Nutanix revealed the findings of its Enterprise Cloud Index Report for the financial services sector, measuring financial firms’ plans for adopting private, public and hybrid clouds. The report revealed that the financial sector outpaces other industries in the adoption of hybrid cloud, with the deployment of hybrid cloud reaching 21% penetration today, compared to the global average of 18.5%.
Financial services firms today are facing mounting competitive pressure to streamline operations while delivering a differentiated experience to their customers, including leveraging new technologies such as blockchain. This FinTech revolution, combined with the growing burdens of regulatory compliance, data privacy, and security issues are pushing CIOs to fundamentally transform the technological underpinnings of their institutions. The report reveals exactly how the financial services industry is embracing the capabilities of cloud computing to address these needs.
It is also abundantly clear from the survey results that many financial organisations are still struggling with modernising their outdated legacy IT architectures and processes, resulting in inefficient operations and potential vulnerability to data breaches. In fact, the report revealed financial services run more traditional data centres than other industries, with 46% penetration. Despite their progressiveness on the hybrid cloud front, financial organisations have lower usage levels of private clouds than any other industry, at 29% penetration compared to the average of 33%.
Like other industries, the financial services sector cites security and compliance as the top factor in deciding where to run its workloads. Nearly all respondents also indicated that performance, management, and TCO are critical factors in the decision. However, more than 25% cited these same factors as challenges with adopting public cloud. In other words, as is often the case with new IT solutions, the most important criteria are also the most difficult to achieve. This could account for part of the disparity between the high desire to adopt hybrid cloud, and today’s relatively low hybrid cloud penetration levels of just 21% in the financial services sector.
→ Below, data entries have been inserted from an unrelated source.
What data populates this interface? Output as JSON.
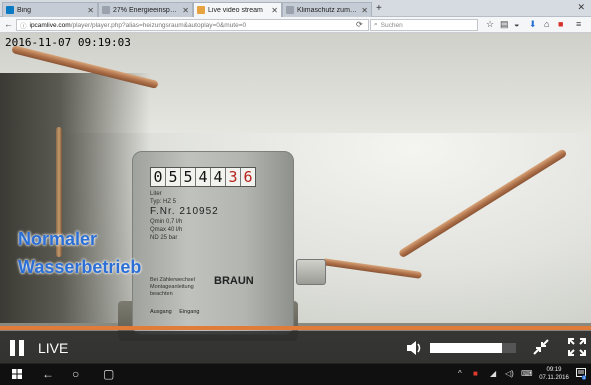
{
  "browser": {
    "tabs": [
      {
        "title": "Bing",
        "favicon_color": "#0a7ac4",
        "active": false
      },
      {
        "title": "27% Energieeinsparung - Hei...",
        "favicon_color": "#9aa3ad",
        "active": false
      },
      {
        "title": "Live video stream",
        "favicon_color": "#e8a341",
        "active": true
      },
      {
        "title": "Klimaschutz zum Nulltarif - H...",
        "favicon_color": "#9aa3ad",
        "active": false
      }
    ],
    "new_tab_label": "+",
    "url_domain": "ipcamlive.com",
    "url_path": "/player/player.php?alias=heizungsraum&autoplay=0&mute=0",
    "search_placeholder": "Suchen"
  },
  "video": {
    "timestamp": "2016-11-07  09:19:03",
    "overlay_line1": "Normaler",
    "overlay_line2": "Wasserbetrieb",
    "meter": {
      "digits": [
        "0",
        "5",
        "5",
        "4",
        "4",
        "3",
        "6"
      ],
      "red_digits_from": 5,
      "unit": "Liter",
      "typ": "Typ: HZ 5",
      "fnr": "F.Nr. 210952",
      "qmin": "Qmin 0,7 l/h",
      "qmax": "Qmax 40 l/h",
      "nd": "ND 25 bar",
      "sub": "Bei Zählerwechsel Montageanleitung beachten",
      "brand": "BRAUN",
      "bottom_left": "Ausgang",
      "bottom_right": "Eingang"
    }
  },
  "player": {
    "live_label": "LIVE",
    "volume_level": 0.84,
    "progress_color": "#e07b39"
  },
  "taskbar": {
    "time": "09:19",
    "date": "07.11.2016",
    "notification_count": "3"
  }
}
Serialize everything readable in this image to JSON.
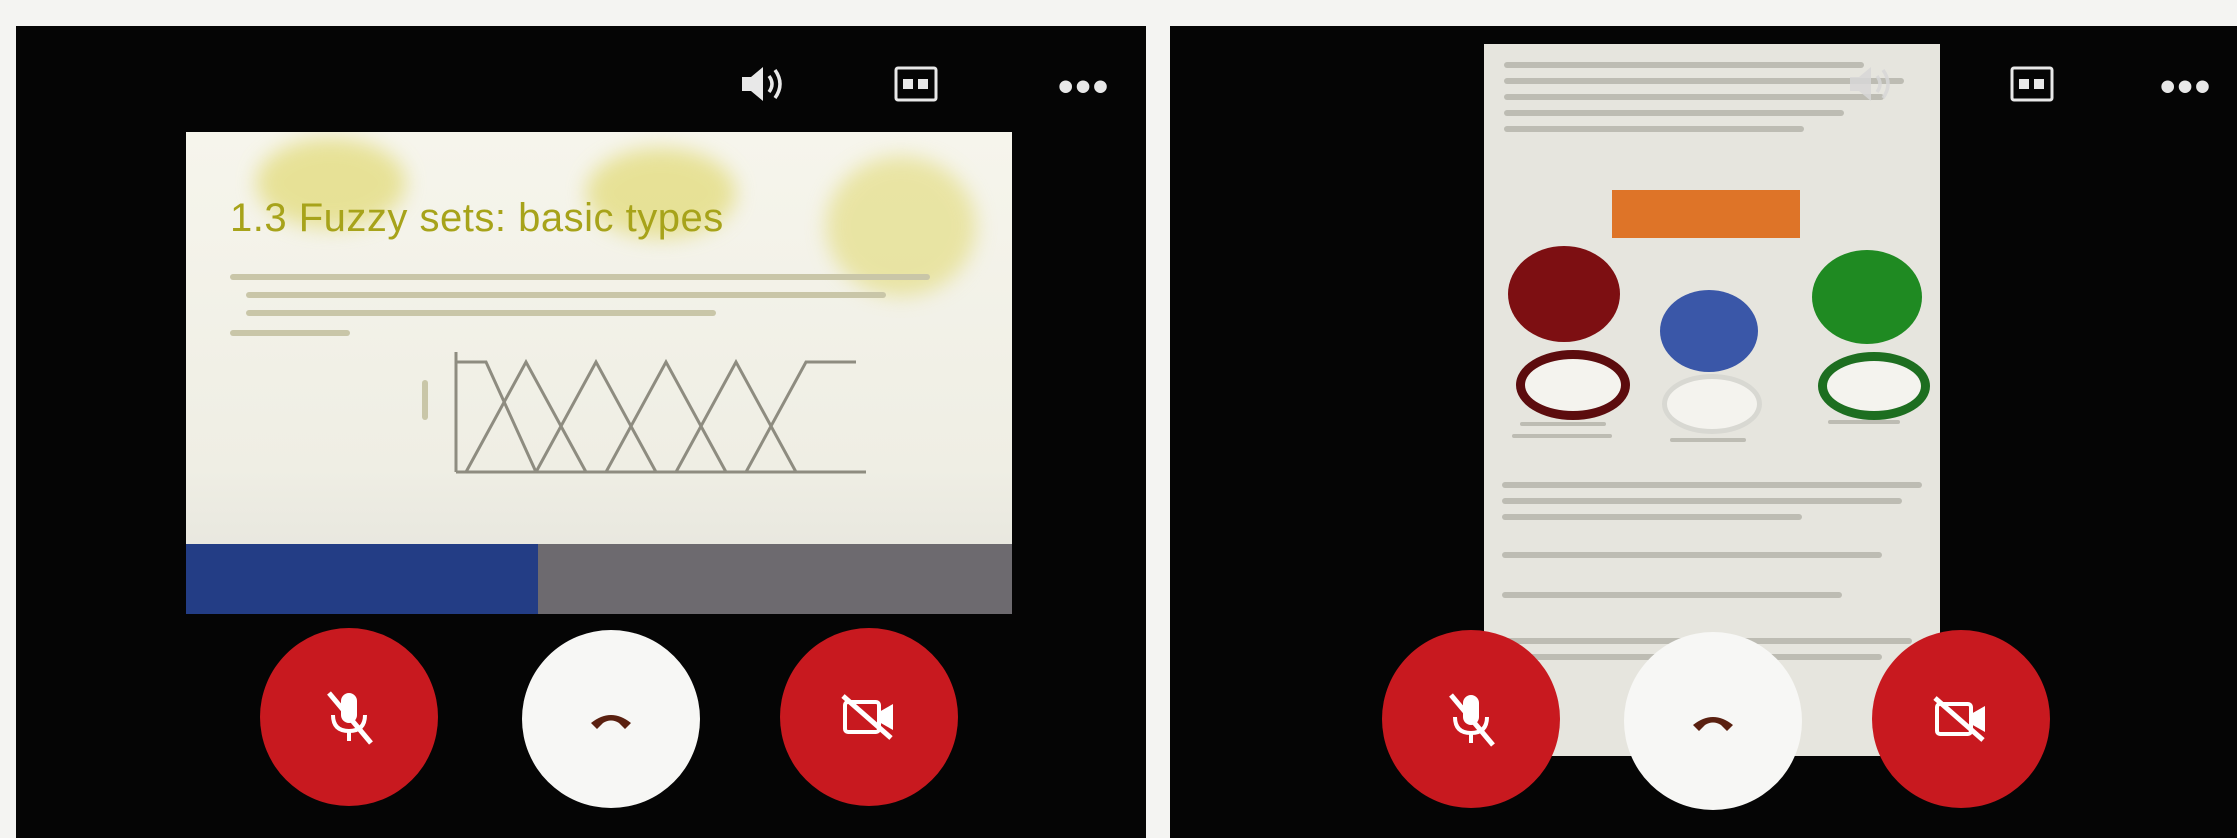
{
  "left_call": {
    "slide": {
      "title": "1.3 Fuzzy sets: basic types"
    },
    "controls": {
      "speaker_icon": "speaker-icon",
      "captions_icon": "closed-captions-icon",
      "more_icon": "more-options-icon",
      "mute_icon": "microphone-off-icon",
      "end_call_icon": "end-call-icon",
      "camera_icon": "camera-off-icon"
    }
  },
  "right_call": {
    "controls": {
      "speaker_icon": "speaker-icon",
      "captions_icon": "closed-captions-icon",
      "more_icon": "more-options-icon",
      "mute_icon": "microphone-off-icon",
      "end_call_icon": "end-call-icon",
      "camera_icon": "camera-off-icon"
    }
  },
  "colors": {
    "panel_bg": "#050505",
    "control_red": "#c8191f",
    "control_white": "#f7f7f5",
    "slide_title": "#a7a31a",
    "slide_footer_blue": "#233d85",
    "doc_orange": "#de7428",
    "token_red": "#7d0f12",
    "token_blue": "#3a57a8",
    "token_green": "#1f8a22"
  }
}
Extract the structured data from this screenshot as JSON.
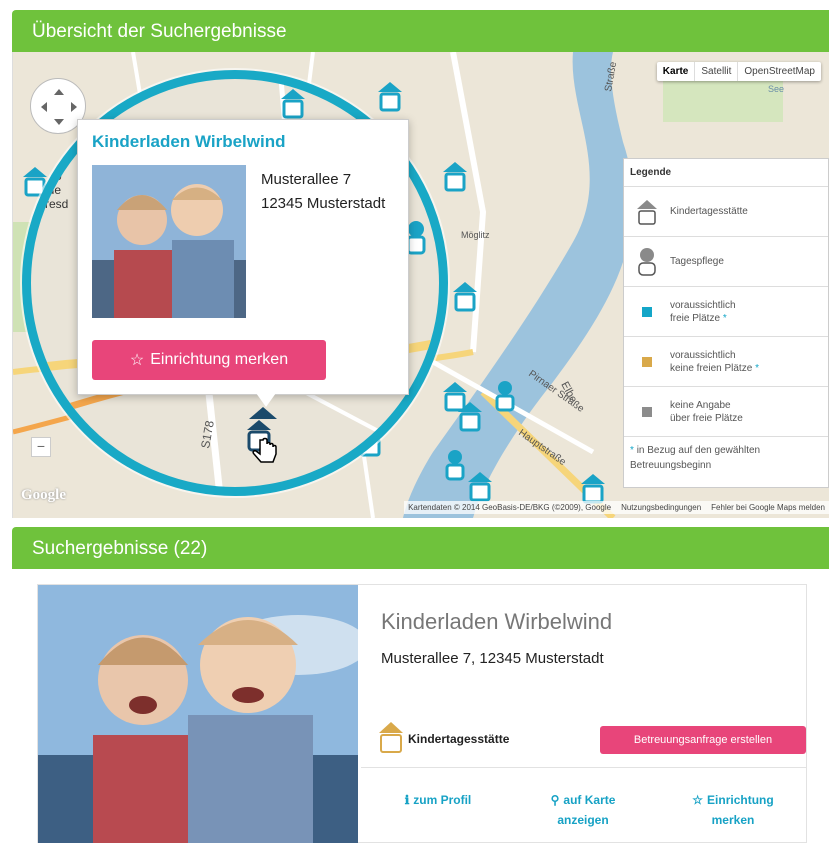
{
  "map_section": {
    "title": "Übersicht der Suchergebnisse",
    "map_type_buttons": [
      "Karte",
      "Satellit",
      "OpenStreetMap"
    ],
    "street_labels": [
      "Straße",
      "Möglitz",
      "Elbe",
      "Pirnaer Straße",
      "Hauptstraße",
      "S178",
      "See"
    ],
    "partial_labels": [
      "Mo",
      "ide",
      "resd"
    ],
    "zoom_minus": "−",
    "google_logo": "Google",
    "attribution": {
      "data": "Kartendaten © 2014 GeoBasis-DE/BKG (©2009), Google",
      "terms": "Nutzungsbedingungen",
      "report": "Fehler bei Google Maps melden"
    },
    "legend": {
      "title": "Legende",
      "items": [
        {
          "label": "Kindertagesstätte",
          "icon": "house-icon"
        },
        {
          "label": "Tagespflege",
          "icon": "person-icon"
        },
        {
          "label_line1": "voraussichtlich",
          "label_line2": "freie Plätze",
          "marker": "*",
          "color": "#14a6c8"
        },
        {
          "label_line1": "voraussichtlich",
          "label_line2": "keine freien Plätze",
          "marker": "*",
          "color": "#d9a94a"
        },
        {
          "label_line1": "keine Angabe",
          "label_line2": "über freie Plätze",
          "color": "#8c8c8c"
        }
      ],
      "note_marker": "*",
      "note": "in Bezug auf den gewählten Betreuungsbeginn"
    },
    "popup": {
      "title": "Kinderladen Wirbelwind",
      "address_line1": "Musterallee 7",
      "address_line2": "12345 Musterstadt",
      "button_icon": "☆",
      "button_label": "Einrichtung merken"
    }
  },
  "results_section": {
    "title": "Suchergebnisse (22)",
    "result": {
      "name": "Kinderladen Wirbelwind",
      "address": "Musterallee 7, 12345 Musterstadt",
      "type_label": "Kindertagesstätte",
      "request_button": "Betreuungsanfrage erstellen",
      "actions": [
        {
          "icon": "ℹ",
          "line1": "zum Profil",
          "line2": ""
        },
        {
          "icon": "⚲",
          "line1": "auf Karte",
          "line2": "anzeigen"
        },
        {
          "icon": "☆",
          "line1": "Einrichtung",
          "line2": "merken"
        }
      ]
    }
  },
  "colors": {
    "header_green": "#6fc23c",
    "accent_teal": "#19a9c6",
    "button_pink": "#e8457a",
    "status_free": "#14a6c8",
    "status_none": "#d9a94a",
    "status_unknown": "#8c8c8c"
  }
}
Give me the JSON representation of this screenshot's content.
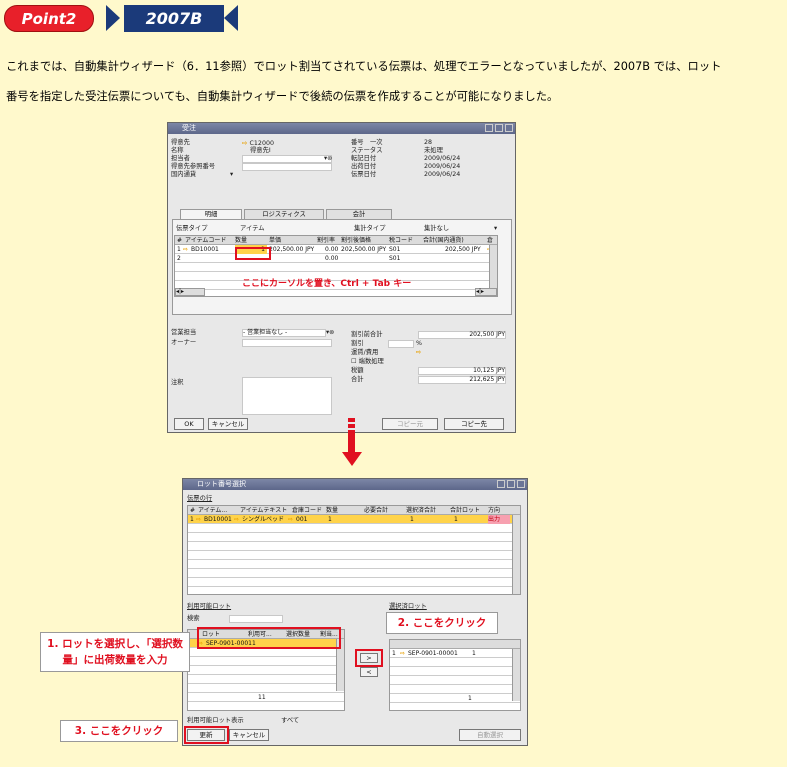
{
  "header": {
    "point_label": "Point2",
    "version_label": "2007B"
  },
  "intro": {
    "line1": "これまでは、自動集計ウィザード（6．11参照）でロット割当てされている伝票は、処理でエラーとなっていましたが、2007B では、ロット",
    "line2": "番号を指定した受注伝票についても、自動集計ウィザードで後続の伝票を作成することが可能になりました。"
  },
  "order_window": {
    "title": "受注",
    "left_labels": [
      "得意先",
      "名称",
      "担当者",
      "得意先参照番号",
      "国内通貨"
    ],
    "customer_code": "C12000",
    "customer_name": "得意先I",
    "right_labels": [
      "番号",
      "ステータス",
      "転記日付",
      "出荷日付",
      "伝票日付"
    ],
    "number_type": "一次",
    "number": "28",
    "status": "未処理",
    "posting_date": "2009/06/24",
    "delivery_date": "2009/06/24",
    "doc_date": "2009/06/24",
    "tabs": [
      "明細",
      "ロジスティクス",
      "会計"
    ],
    "item_type_label": "伝票タイプ",
    "item_type_value": "アイテム",
    "summary_type_label": "集計タイプ",
    "summary_type_value": "集計なし",
    "columns": [
      "#",
      "アイテムコード",
      "数量",
      "単価",
      "割引率",
      "割引後価格",
      "税コード",
      "合計(国内通貨)",
      "倉"
    ],
    "rows": [
      {
        "no": "1",
        "code": "BD10001",
        "qty": "1",
        "price": "202,500.00 JPY",
        "discount": "0.00",
        "after": "202,500.00 JPY",
        "tax": "S01",
        "total": "202,500 JPY"
      },
      {
        "no": "2",
        "code": "",
        "qty": "",
        "price": "",
        "discount": "0.00",
        "after": "",
        "tax": "S01",
        "total": ""
      }
    ],
    "sales_rep_label": "営業担当",
    "sales_rep_value": "- 営業担当なし -",
    "owner_label": "オーナー",
    "remarks_label": "注釈",
    "totals_labels": [
      "割引前合計",
      "割引",
      "運賃/費用",
      "端数処理",
      "税額",
      "合計"
    ],
    "subtotal": "202,500 JPY",
    "discount_unit": "%",
    "tax_total": "10,125 JPY",
    "grand_total": "212,625 JPY",
    "btn_ok": "OK",
    "btn_cancel": "キャンセル",
    "btn_copy_from": "コピー元",
    "btn_copy_to": "コピー先"
  },
  "cursor_instruction": "ここにカーソルを置き、Ctrl + Tab キー",
  "lot_window": {
    "title": "ロット番号選択",
    "doc_rows_label": "伝票の行",
    "columns": [
      "#",
      "アイテム...",
      "アイテムテキスト",
      "倉庫コード",
      "数量",
      "必要合計",
      "選択済合計",
      "合計ロット",
      "方向"
    ],
    "row": {
      "no": "1",
      "code": "BD10001",
      "text": "シングルベッド",
      "whs": "001",
      "qty": "1",
      "selected": "1",
      "lots": "1",
      "dir": "出力"
    },
    "available_label": "利用可能ロット",
    "search_label": "検索",
    "available_cols": [
      "ロット",
      "利用可...",
      "選択数量",
      "割当..."
    ],
    "available_row": "SEP-0901-00011",
    "available_count": "11",
    "selected_label": "選択済ロット",
    "selected_row_no": "1",
    "selected_row": "SEP-0901-00001",
    "selected_qty": "1",
    "selected_count": "1",
    "show_label": "利用可能ロット表示",
    "show_value": "すべて",
    "btn_update": "更新",
    "btn_cancel": "キャンセル",
    "btn_auto": "自動選択",
    "btn_add": ">",
    "btn_remove": "<"
  },
  "callouts": {
    "c1": "1. ロットを選択し、「選択数量」に出荷数量を入力",
    "c2": "2. ここをクリック",
    "c3": "3. ここをクリック"
  },
  "colors": {
    "accent_red": "#e01020",
    "navy": "#1b3a7a",
    "selected_row": "#ffd34a",
    "page_bg": "#fff9cc"
  }
}
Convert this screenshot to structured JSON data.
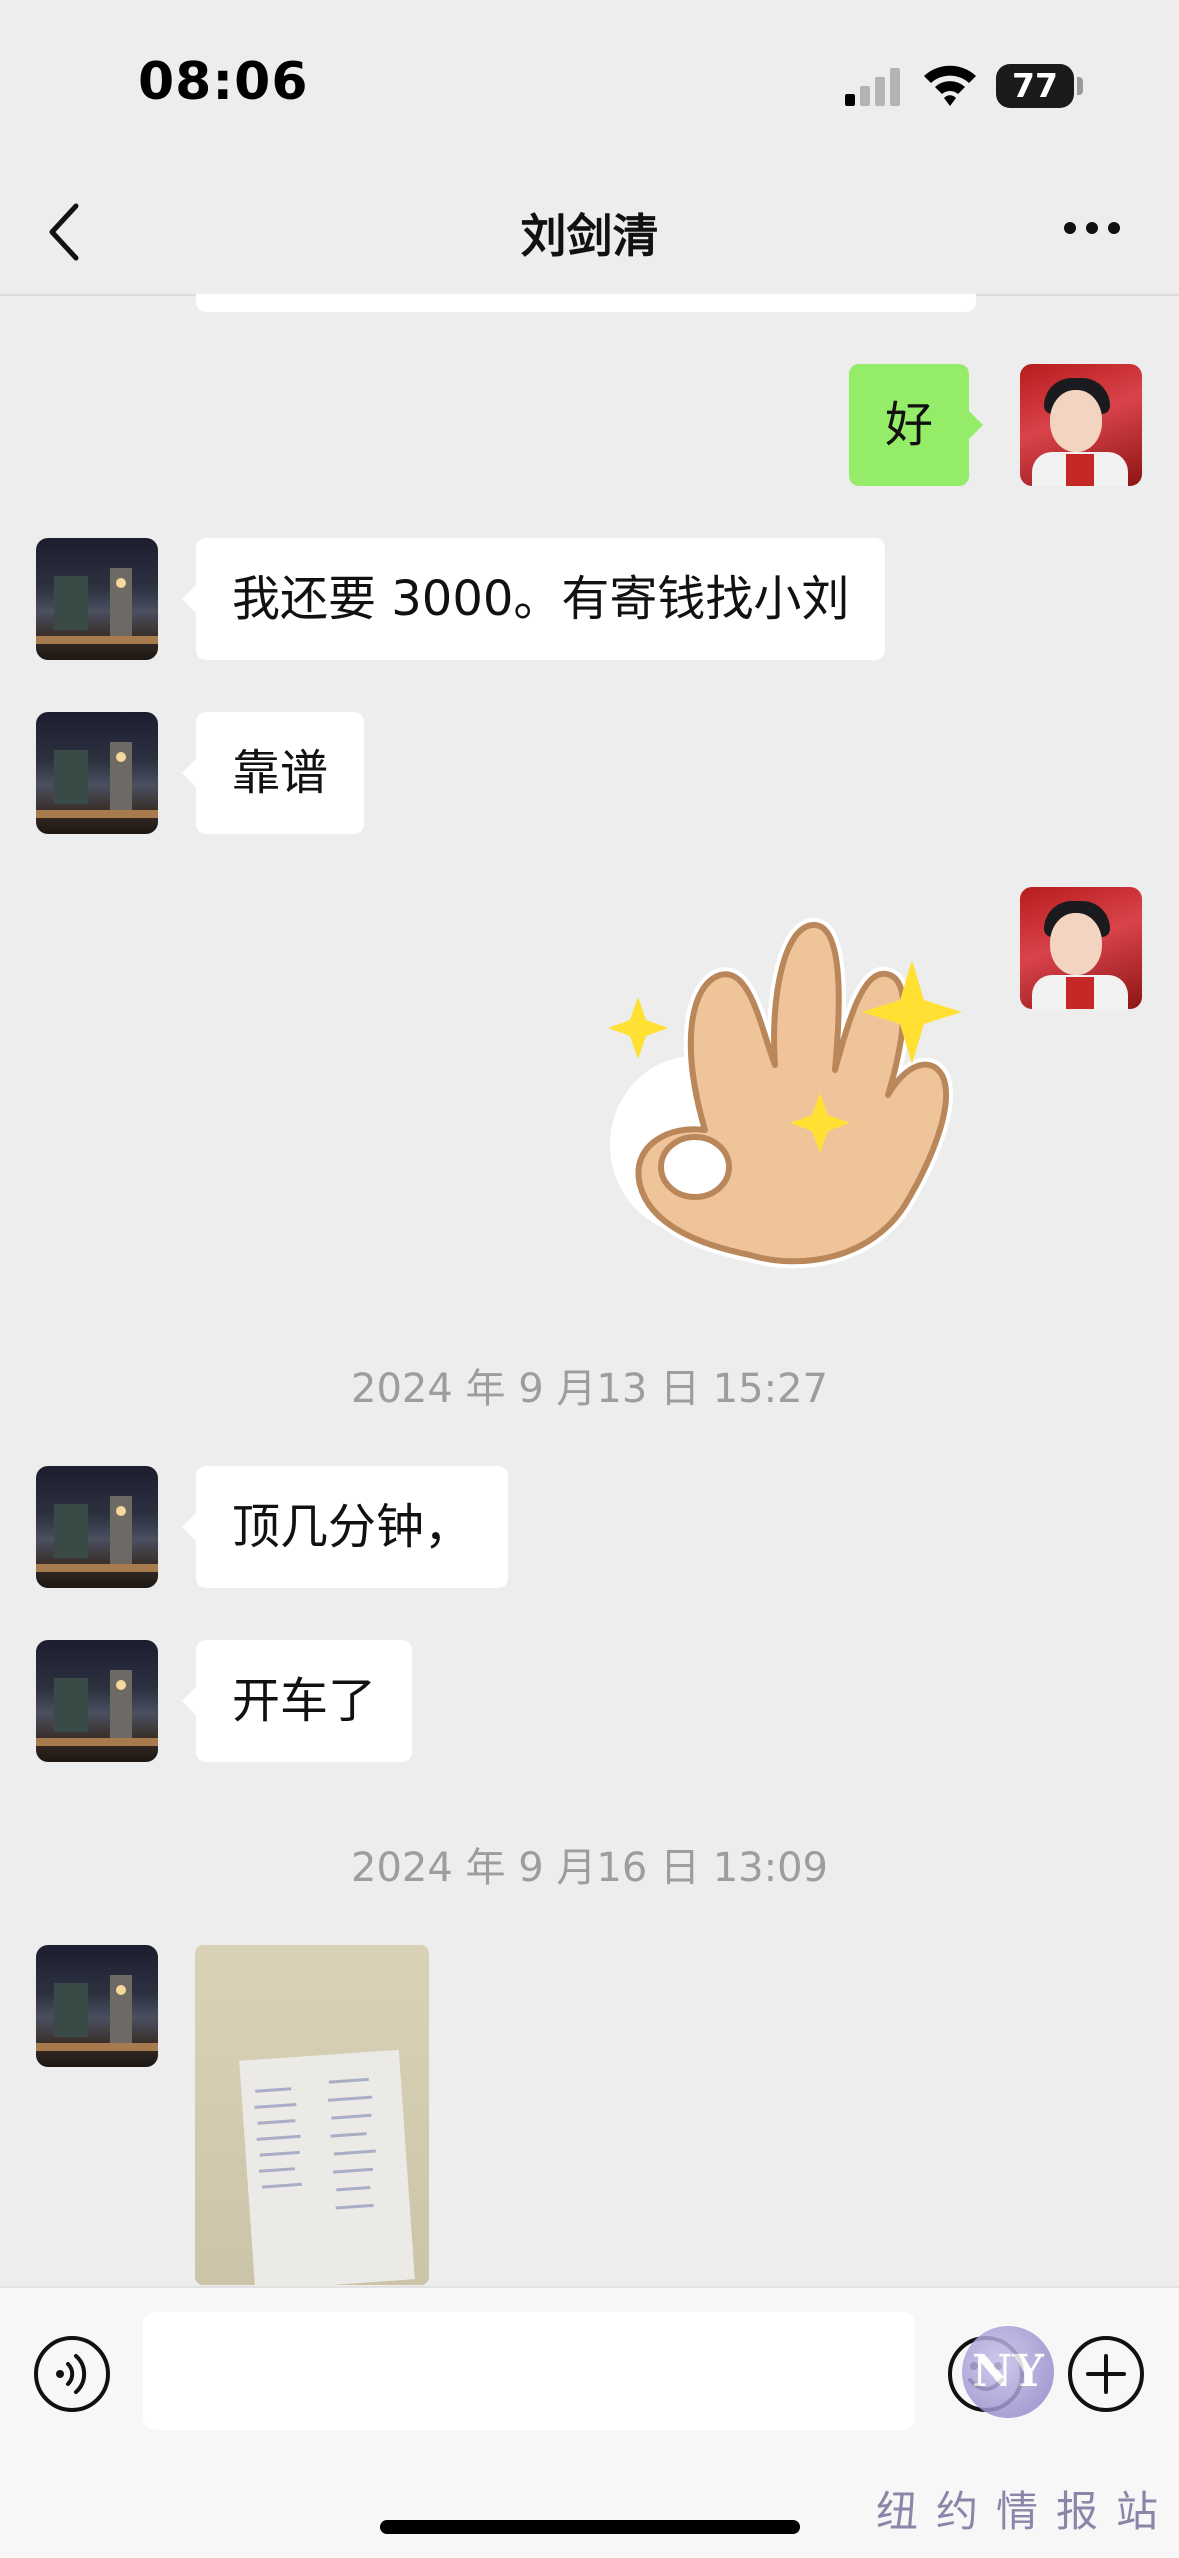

The bullish outlook for hybrid cloud adoption globally and across industries is reflective of an IT landscape growing increasingly automated and flexible enough that enterprises have the choice to buy, build, or rent their IT infrastructure resources based on fast transforming application requirements.
91% of financial services organisations surveyed said that hybrid cloud was the ideal IT model. This belief in hybrid cloud, and the fact that the sector has higher than industry average adoption of hybrid cloud, is likely driven by the recognised need for digital transformation. Yet conversely, the data shows a lower adoption of private clouds than the global average across industries. This might be explained by the fact that portions of the financial services space have been change-averse and also an indication of the overall complexity of modernising existing legacy infrastructures.
“Increased competitive pressure combined with higher security risks and new regulations will require all of the industry to look at modernising their IT infrastructure,” said Chris Kozup, SVP of Global Marketing at Nutanix. “The current relatively high adoption of hybrid cloud in the financial services industry shows that financial firms recognise the benefits of a hybrid cloud infrastructure for increased agility, security, and performance. However, the reality is that financial services firms still struggle to enable IT transformation, even though it is critical for their future.”
To create this report, Nutanix commissioned Vanson Bourne to survey more than 2,300 IT decision makers, including 333 worldwide financial services organisations, about where they are running their business applications today, where they plan to run them in the future, what their cloud challenges are and how their cloud initiatives stack up against other IT projects and priorities. The survey included respondents from multiple industries, business sizes and geographies in the Americas; Europe, the Middle East, Africa (EMEA); and Asia-Pacific and Japan (APJ) regions.